Let’s say I wanted to send someone an email, and I wanted to make them think it came from someone else. For example, maybe my friend Maria is a big fan of Oprah Winfrey and I want to play a little prank on Maria by sending her an email “from” Oprah Winfrey. Do you know how easy this is to do? Pretty easy.


You do need an email program though, such as Outlook. If you don’t have Outlook, you can use Windows Live Mail (which is free). My email program is Outlook so I will use that for the example screenshots.


If you already use Outlook for your email, it’s already set up with all of your genuine account information – that’s how it’s able to send and receive your email. But for this little trick, you need to go into the email settings and change a few things. The settings window looks like this:



 


You can see there are 3 main sections. In order for your email to send and receive properly in your account, the “Server Information” and “Logon Information” sections cannot be changed. However, with few exceptions, you can put whatever you want in the first section, “User Information”.

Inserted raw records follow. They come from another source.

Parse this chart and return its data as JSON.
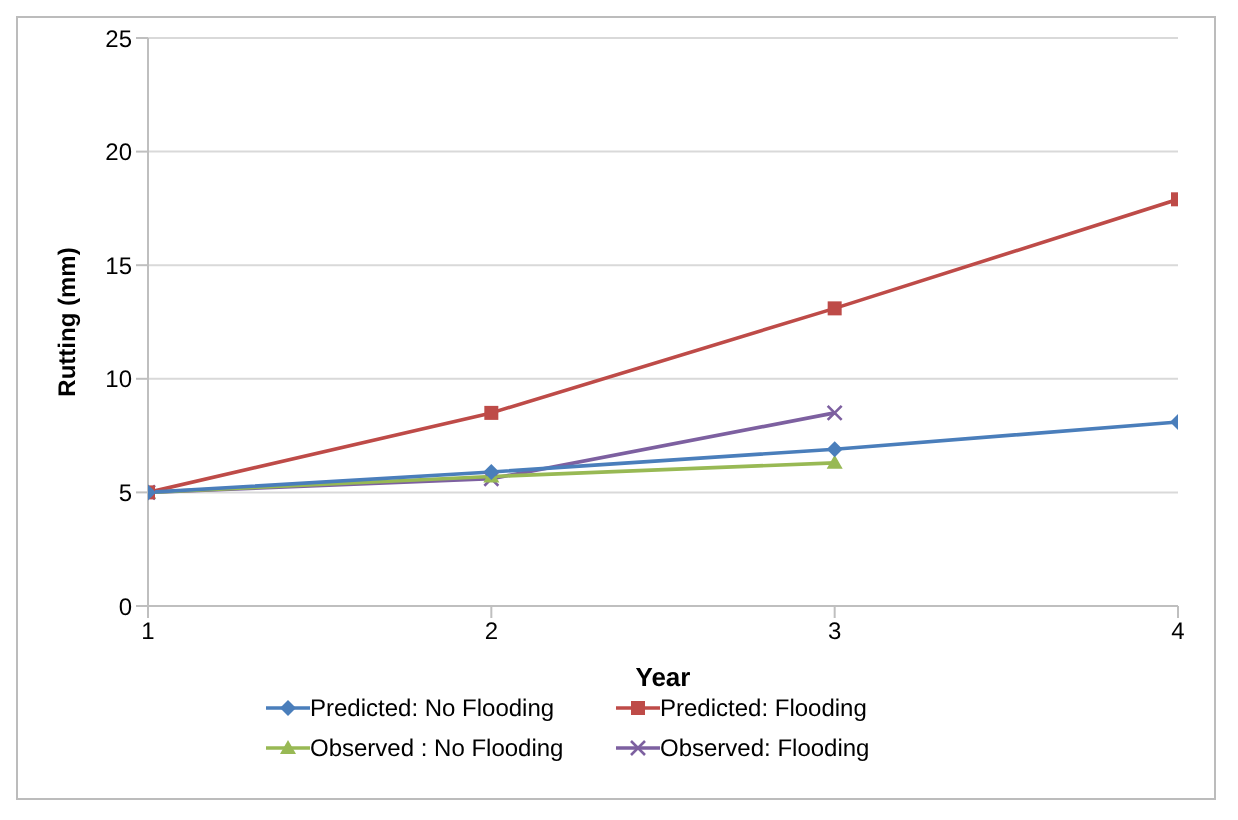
{
  "chart_data": {
    "type": "line",
    "xlabel": "Year",
    "ylabel": "Rutting (mm)",
    "x": [
      1,
      2,
      3,
      4
    ],
    "xlim": [
      1,
      4
    ],
    "xticks": [
      1,
      2,
      3,
      4
    ],
    "ylim": [
      0,
      25
    ],
    "yticks": [
      0,
      5,
      10,
      15,
      20,
      25
    ],
    "grid": "y",
    "legend": "bottom",
    "series": [
      {
        "name": "Predicted: No Flooding",
        "color": "#4a7ebb",
        "marker": "diamond",
        "values": [
          5,
          5.9,
          6.9,
          8.1
        ]
      },
      {
        "name": "Predicted: Flooding",
        "color": "#be4b48",
        "marker": "square",
        "values": [
          5,
          8.5,
          13.1,
          17.9
        ]
      },
      {
        "name": "Observed : No Flooding",
        "color": "#98b954",
        "marker": "triangle",
        "values": [
          5,
          5.7,
          6.3,
          null
        ]
      },
      {
        "name": "Observed: Flooding",
        "color": "#7d60a0",
        "marker": "cross",
        "values": [
          5,
          5.6,
          8.5,
          null
        ]
      }
    ]
  }
}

So if we want to pretend we’re someone else that sent the email, we just change the information in that top section. It might look like this (I don’t actually know Oprah’s email address):



 


With those settings in place, I can send out an email to impersonate Oprah. When my friend Maria receives it, she would see something like this:



 


If she clicks “Reply”, her Reply email will be addressed to Oprah@oprah.com (not to me, even though I actually am the one that sent the email). If the email that I sent bounces, it will bounce back to the “From:” address (not to me, even though I sent it). That’s the important thing to note here – anytime an email bounces, it bounces back to whatever address is listed in the “From:” field.


So with that example in mind, let’s look at how this is used in the real world – by spammers.


A spammer might have a list of a million email addresses that he wants to send to. He wants to send his spam email out to those millions of people, but of course he doesn’t want them to know that HE is the one that sent it. So he puts a different email address in the “From:” field. He might even put YOUR email address as the “From:” address.


See where we’re going with this?


He sends out those million emails, and most of them get delivered to the proper recipient (even if they go to the Spam folder, they at least made it to the right email address). But with that many emails, some of them are going to be outdated or incorrect. So they bounce. And guess where they bounce? You guessed it – they bounce back to the “From:” address, and if that’s your email, they start showing up in your inbox.


That’s how you end up with all those bounced emails in your inbox, that appear to have been sent from you, but they really weren’t. And the spammer didn’t have to hack into your email account in order to make that happen. All he needed was an email address, and he happened to use yours. Bad luck for you, but at least your email account hasn’t been compromised.


It’s like if you mailed out 100 letters by snail mail, and instead of your own address in the top left corner of each envelope, you put your neighbor’s address. If the Post Office returned any of those, they would be returned to your neighbor, not you.


How to verify that your email account is safe: just look in the “Sent” folder and see if any of those bounced emails show up there as actually having been sent from your account. If they aren’t there, your account didn’t send them.


Disclaimer: there are exceptions (although very unlikely) to this explanation. And the scammers and spammers are constantly dreaming up new ways to game the system. But for the most part the scenario I talked about is the most common procedure.


And as always, if your email password consists of one or more pronounceable words, or is easy to remember, it’s going to be easy for the bad guys to guess – so change it to a strong one today!